I could come out of retirement for that job!

Reactions: Funny 3


----------



## Andre (6/4/15)

The parts I want to watch are very hazy?

Reactions: Funny 5


----------



## Silver (7/4/15)

Hilarious @Alex!

Reactions: Like 1


----------



## Jakey (7/4/15)

man this vid just made me miss one of my favourite series. the IT crowd. 
this guy is one of the lead actors.

Reactions: Like 1


----------



## Jakey (7/4/15)

Rob Fisher said:


> I could come out of retirement for that job!
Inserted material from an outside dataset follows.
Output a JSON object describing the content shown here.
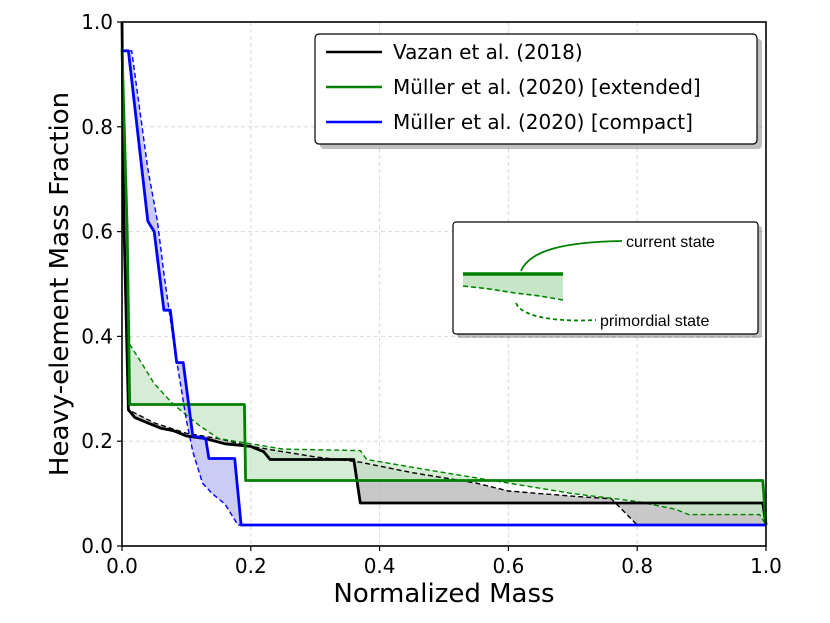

this makes me want to retire just to come back out of retirement once more.

Reactions: Funny 1


----------



## rogue zombie (7/4/15)

That dude is so freekin funny.

If you havent already, you should watch 'This Is 40'... so funny, and this guy's character is epically funny.

Reactions: Agree 1


----------



## johan (7/4/15)

Geez No Touch! they will fire me in an instant.


----------



## Alex (7/4/15)

Yeah guys, "The IT crowd" is one of the funniest British TV Shows ever.


Message sent via tapatalk


----------



## Ashley A (7/4/15)

johan said:


> Geez No Touch! they will fire me in an instant.


Didn't look like he was following that rule or like the "customers" minded it at all

Reactions: Informative 1


----------



## Genosmate (7/4/15)

Rob Fisher said:


> I could come out of retirement for that job!


Too late.He's left and I start next week Monday,pay is not great though

Reactions: Funny 1


----------



## Ashley A (7/4/15)

Genosmate said:


> Too late.He's left and I start next week Monday,pay is not great though


You'll get paid in kind

Reactions: Winner 1


----------